Indeed, contrary to Francis’ attempts to ease concerns about the month-long event, the Synod’s October meeting is already being prepared on the basis of heterodox concepts. The text which will form the foundation for participants’ discussion next month is notable for its inclusion and promotion of a number of topics which run in contradiction to Catholic teaching.
The working document (Instrumentum laboris) proposes discussion of women’s diaconal “ordination,” married priests, and a need to “welcome” the “remarried divorcees, people in polygamous marriages, LGBTQ+ people.”
It also presents the widely accepted, and papally approved, interpretation of Amoris Laetitia allowing the divorced and “re-married” to receive Holy Communion as an already finalized issue – a matter which directly contradicts Catholic teaching on the reception of Holy Communion.
Synod’s meeting: Open or not?
Since its inception, the Synod on Synodality has been billed as an event focussed on “listening” and “dialogue,” particularly to those “who have left the practice of the faith, people of other faith traditions, people of no religious belief, etc.”
However, Pope Francis informed reporters on the plane that while openness to non-Catholics had been practiced up till this point, the Synod’s October meetings would not be so open to the observation of the wider Catholic world.
Journalists are not currently set to be allowed inside the daily meetings of the Synod, meaning that any updates from the event will come from the Vatican’s Dicastery for Communications and the Holy See Press Office.
When questioned as to why reporters could not see the events unfold, Francis responded: “But [it is] very open, dear; it is very open!”

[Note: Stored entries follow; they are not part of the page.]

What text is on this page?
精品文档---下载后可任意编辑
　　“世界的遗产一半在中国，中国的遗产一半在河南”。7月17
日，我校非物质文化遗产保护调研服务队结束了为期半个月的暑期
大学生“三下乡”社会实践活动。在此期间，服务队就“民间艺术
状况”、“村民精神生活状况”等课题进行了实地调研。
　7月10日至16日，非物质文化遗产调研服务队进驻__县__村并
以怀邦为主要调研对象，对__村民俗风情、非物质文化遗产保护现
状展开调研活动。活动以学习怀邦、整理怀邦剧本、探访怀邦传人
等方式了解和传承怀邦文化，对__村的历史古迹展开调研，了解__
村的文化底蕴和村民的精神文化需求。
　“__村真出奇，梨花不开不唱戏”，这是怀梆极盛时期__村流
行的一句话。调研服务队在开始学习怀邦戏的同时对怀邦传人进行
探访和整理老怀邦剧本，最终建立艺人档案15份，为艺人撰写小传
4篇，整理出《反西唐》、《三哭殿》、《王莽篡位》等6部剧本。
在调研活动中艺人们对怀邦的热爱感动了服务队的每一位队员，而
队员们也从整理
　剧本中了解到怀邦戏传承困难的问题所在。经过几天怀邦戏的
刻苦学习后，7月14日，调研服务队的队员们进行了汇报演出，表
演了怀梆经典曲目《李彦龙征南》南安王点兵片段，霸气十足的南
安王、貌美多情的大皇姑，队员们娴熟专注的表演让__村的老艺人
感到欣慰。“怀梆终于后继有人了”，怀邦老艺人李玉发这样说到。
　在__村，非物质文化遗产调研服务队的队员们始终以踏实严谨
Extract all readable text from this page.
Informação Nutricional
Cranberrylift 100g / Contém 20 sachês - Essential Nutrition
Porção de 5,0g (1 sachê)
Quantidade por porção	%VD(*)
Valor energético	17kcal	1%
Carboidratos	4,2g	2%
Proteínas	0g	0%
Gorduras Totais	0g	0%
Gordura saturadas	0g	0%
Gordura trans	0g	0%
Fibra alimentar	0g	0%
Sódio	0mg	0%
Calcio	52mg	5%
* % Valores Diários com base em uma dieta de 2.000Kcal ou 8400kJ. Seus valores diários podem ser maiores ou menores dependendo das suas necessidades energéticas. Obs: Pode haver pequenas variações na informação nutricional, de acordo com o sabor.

He referenced the Dicastery for Communications, saying it would “give the news every day, but more open, I don’t know, more open, I don’t know…”
The Pontiff stated that the Dicastery would seek to be “very respectful of everyone’s speeches and will try not to chitter-chatter, but to say the things precisely on the synodal progress, which are constructive for the Church.”
He decried the possibility of news outlets reporting “political gossip” about the Synod, arguing that the Dicastery would instead seek “to convey the ecclesial spirit, not the political one.”
“A parliament is different from a synod,” he stated. “Do not forget that the protagonist of the Synod is the Holy Spirit. And how can this be transmitted? This is why the ecclesial progress must be conveyed.”
Pope Francis has regularly referenced the “Spirit” when talking about the direction of the Synod, yet neither he, nor any of the leading prelates behind the Synod, have explained how the Holy Spirit would be guiding a process which has so far presented discussion points which undermine or contradict Church teaching.
In light of such an element, Bishop Athanasius Schneider told LifeSiteNews earlier this year that the Synod is permitting “poison, spiritual poisons” to spread.